Он вытащил из мешка тщательно завернутую книгу. Подарочное издание. Что такое «подарочное издание», интересно было бы знать. Книги ж и так дорогие до умопомрачения, а эта вроде не в кожу нерожденного дракона переплетена (была такая завиральная история про самые дорогие книги), золотом не отделана, самоцветами не украшена. Правда, картинки очень красивые, люди как настоящие, кажется, если подольше смотреть, двигаться начнут.
Он раскрыл книгу наугад. «Над шрамом шутит тот, кто не был ранен…» Это точно, если шрамом не рубец на роже называть, а плохо зажившую рану в душе… вот как у Ли. И ничего не поделаешь.
– Глаза испортишь, – буркнул Ли, не открывая своих. – Тебе уже не двадцать, а вы, люди, с возрастом изнашиваетесь.
Марту не хотелось спорить, потому он закрыл книгу и не стал возражать
Как обычно, стоит о чем подумать – тут же появляется. Причем на двоих: и Марта пробила дрожь, и Ли попытался поплотнее завернуться в одеяло. Март укрыл его еще и своим. В таких ситуациях они чаще всего грелись, ложась вместе на одну кровать, да на этих и тонкокостный Ли с трудом помещался, просто лавка, а не койка, а уж Март всерьез остерегался упасть, повернувшись во сне.
– Ложись немедленно, – ворчливо приказал Ли, – а то завтра будешь весь день носом клевать, не успеешь меня из очередной свалки вытащить…
– А завтра, – не без мстительности сказал Март, – нам в трактире нечего делать, на еду-то денег нет, а на вино тем более.
– Что, совсем? – приуныл Ли. – Ясно.

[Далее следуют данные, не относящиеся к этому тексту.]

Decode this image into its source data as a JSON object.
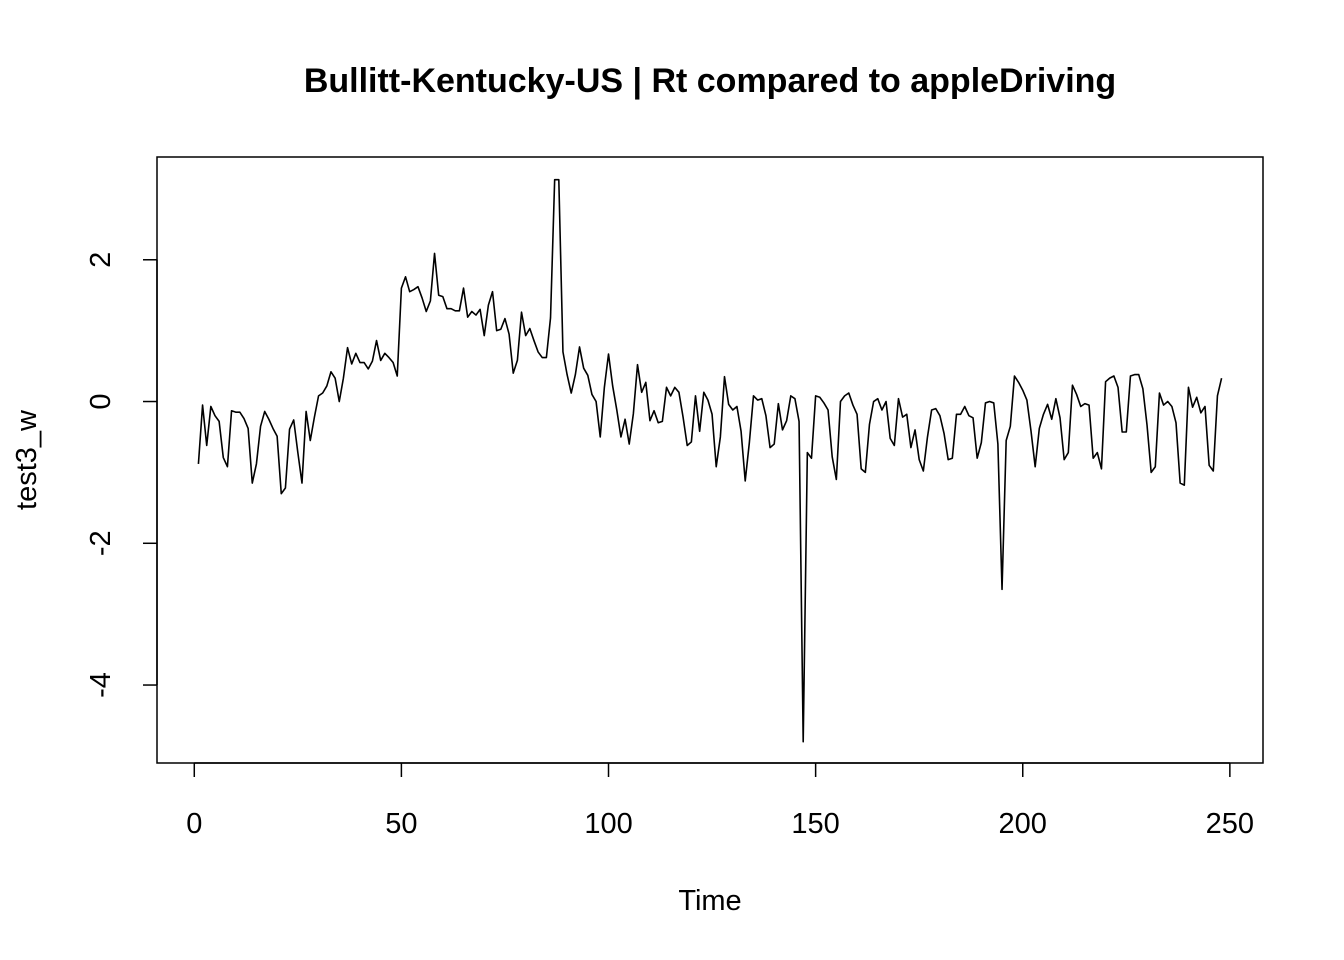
{
  "chart_data": {
    "type": "line",
    "title": "Bullitt-Kentucky-US | Rt compared to appleDriving",
    "xlabel": "Time",
    "ylabel": "test3_w",
    "xlim": [
      -9,
      258
    ],
    "ylim": [
      -5.1,
      3.45
    ],
    "x_ticks": [
      0,
      50,
      100,
      150,
      200,
      250
    ],
    "y_ticks": [
      -4,
      -2,
      0,
      2
    ],
    "x_tick_labels": [
      "0",
      "50",
      "100",
      "150",
      "200",
      "250"
    ],
    "y_tick_labels": [
      "-4",
      "-2",
      "0",
      "2"
    ],
    "grid": false,
    "legend": "none",
    "series": [
      {
        "x_start": 1,
        "values": [
          -0.88,
          -0.05,
          -0.62,
          -0.07,
          -0.2,
          -0.28,
          -0.79,
          -0.92,
          -0.13,
          -0.15,
          -0.15,
          -0.24,
          -0.38,
          -1.15,
          -0.88,
          -0.35,
          -0.14,
          -0.25,
          -0.38,
          -0.49,
          -1.3,
          -1.22,
          -0.39,
          -0.26,
          -0.72,
          -1.15,
          -0.14,
          -0.55,
          -0.22,
          0.08,
          0.12,
          0.22,
          0.42,
          0.33,
          0.0,
          0.33,
          0.76,
          0.53,
          0.68,
          0.55,
          0.55,
          0.46,
          0.57,
          0.86,
          0.58,
          0.68,
          0.62,
          0.55,
          0.36,
          1.6,
          1.76,
          1.55,
          1.58,
          1.62,
          1.46,
          1.27,
          1.42,
          2.09,
          1.5,
          1.48,
          1.31,
          1.31,
          1.28,
          1.28,
          1.6,
          1.19,
          1.27,
          1.22,
          1.3,
          0.93,
          1.36,
          1.55,
          1.0,
          1.02,
          1.17,
          0.95,
          0.4,
          0.58,
          1.26,
          0.93,
          1.03,
          0.86,
          0.7,
          0.62,
          0.62,
          1.18,
          3.13,
          3.13,
          0.7,
          0.38,
          0.12,
          0.38,
          0.77,
          0.47,
          0.37,
          0.1,
          0.0,
          -0.5,
          0.2,
          0.67,
          0.22,
          -0.12,
          -0.5,
          -0.25,
          -0.6,
          -0.17,
          0.52,
          0.13,
          0.27,
          -0.27,
          -0.13,
          -0.3,
          -0.28,
          0.2,
          0.08,
          0.2,
          0.13,
          -0.22,
          -0.62,
          -0.57,
          0.08,
          -0.42,
          0.13,
          0.02,
          -0.18,
          -0.92,
          -0.5,
          0.35,
          -0.04,
          -0.12,
          -0.07,
          -0.42,
          -1.12,
          -0.58,
          0.08,
          0.02,
          0.04,
          -0.2,
          -0.65,
          -0.6,
          -0.03,
          -0.4,
          -0.27,
          0.08,
          0.04,
          -0.28,
          -4.8,
          -0.72,
          -0.8,
          0.08,
          0.06,
          -0.02,
          -0.12,
          -0.78,
          -1.1,
          0.0,
          0.08,
          0.12,
          -0.05,
          -0.18,
          -0.95,
          -1.0,
          -0.32,
          0.0,
          0.04,
          -0.12,
          0.0,
          -0.52,
          -0.62,
          0.04,
          -0.22,
          -0.18,
          -0.65,
          -0.4,
          -0.82,
          -0.98,
          -0.5,
          -0.12,
          -0.1,
          -0.2,
          -0.45,
          -0.82,
          -0.8,
          -0.18,
          -0.18,
          -0.07,
          -0.2,
          -0.23,
          -0.8,
          -0.58,
          -0.02,
          0.0,
          -0.02,
          -0.6,
          -2.65,
          -0.55,
          -0.35,
          0.36,
          0.27,
          0.16,
          0.02,
          -0.42,
          -0.92,
          -0.38,
          -0.18,
          -0.04,
          -0.25,
          0.04,
          -0.23,
          -0.82,
          -0.72,
          0.23,
          0.1,
          -0.07,
          -0.03,
          -0.05,
          -0.8,
          -0.72,
          -0.95,
          0.28,
          0.33,
          0.36,
          0.2,
          -0.43,
          -0.43,
          0.36,
          0.38,
          0.38,
          0.18,
          -0.33,
          -1.0,
          -0.92,
          0.12,
          -0.05,
          0.0,
          -0.07,
          -0.3,
          -1.15,
          -1.18,
          0.2,
          -0.08,
          0.06,
          -0.16,
          -0.07,
          -0.9,
          -0.98,
          0.08,
          0.33
        ]
      }
    ]
  }
}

Не вздумай книгу продавать.
Март огрызнулся:
– Моя вещь, что хочу, то и делаю.
– Лучше используй на растопку, потому что здесь просто нет на нее покупателей. Продешевишь.

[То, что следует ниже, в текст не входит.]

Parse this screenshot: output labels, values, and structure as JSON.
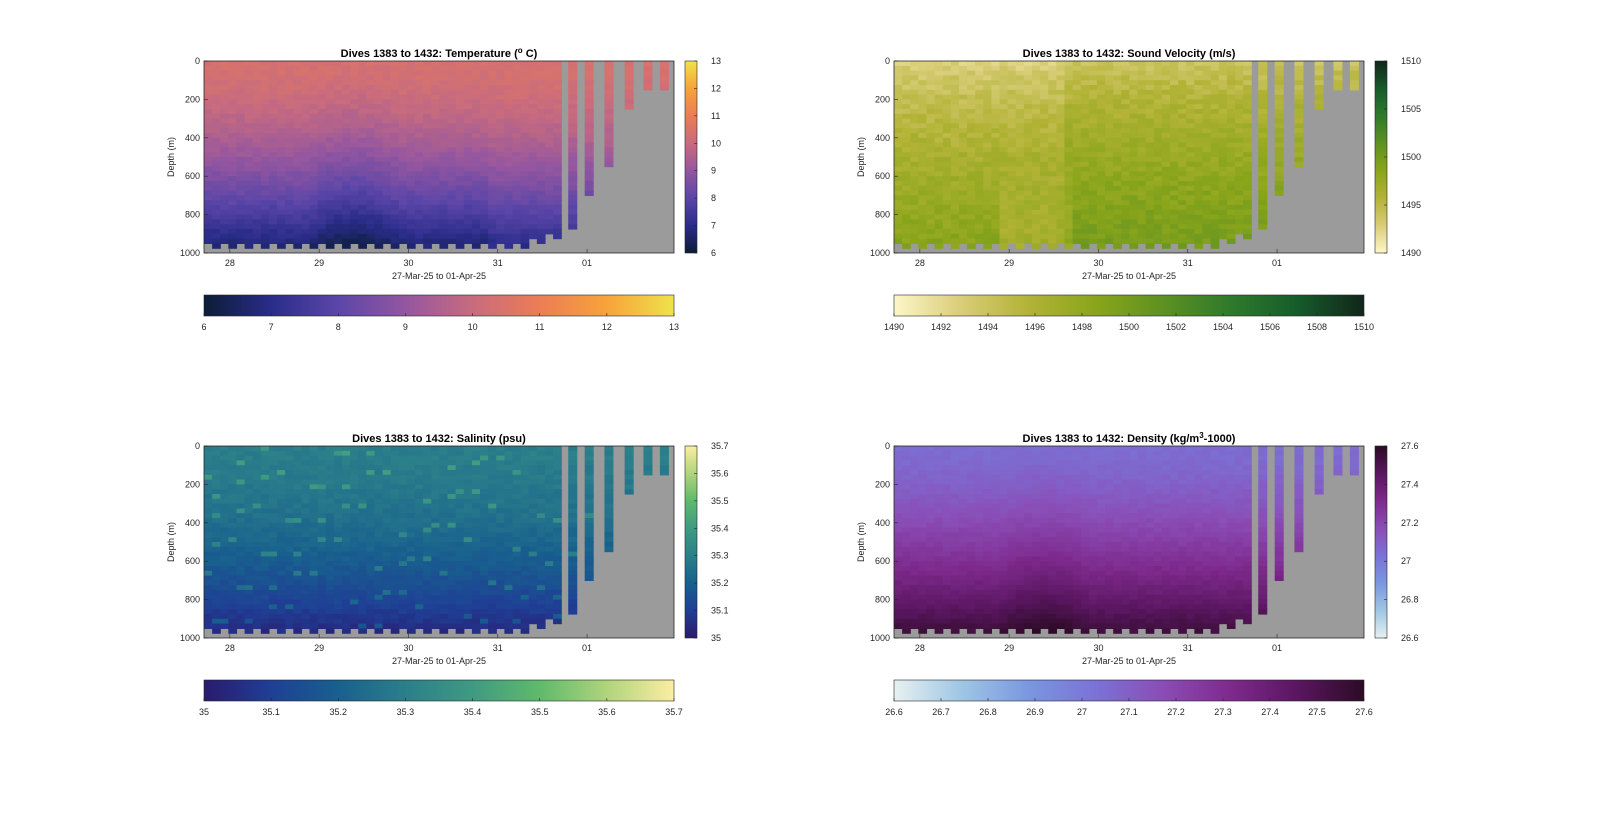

Март снял сапоги и лег не раздеваясь, не обратил внимания на Ли, лениво требовавшего забрать одеяло, и, как ни удивительно, уснул и даже видел очень красивый и теплый сон, конечно, начисто забывшийся при пробуждении.
Зеркало. Теперь у окна стоял Ли, завернутый в одеяло, и задумчиво смотрел на валивший снег.
– Влипли, – сообщил он. – Снег идет так стремительно, что уже основательные сугробы намело. Мы застряли. И если не найдем работы, просто замерзнем под забором, потому что мне уже намекнули, что пора освободить помещение или заплатить за него. Ну что молчишь, не упрекаешь? Может, для разнообразия скажешь, что работу мы не можем найти из-за меня, что тебя, такого красивого и трезвого, любой купец наймет, а моя опухшая рожа отпугнет и разбойника. Ну давай, Март, выскажись.
– Ты куда опять бритву дел? – высказался Март, шарясь в мешке. – Снова решил башку побрить? Не стоит, уши отморозишь.
– Ты святой или придурок? – рявкнул Ли, но почему-то шепотом, и получилось это еще более убедительно. Особенно с учетом рваного одеяла, обмотанного вокруг его длинной фигуры.
– Точно не святой, значит, придурок.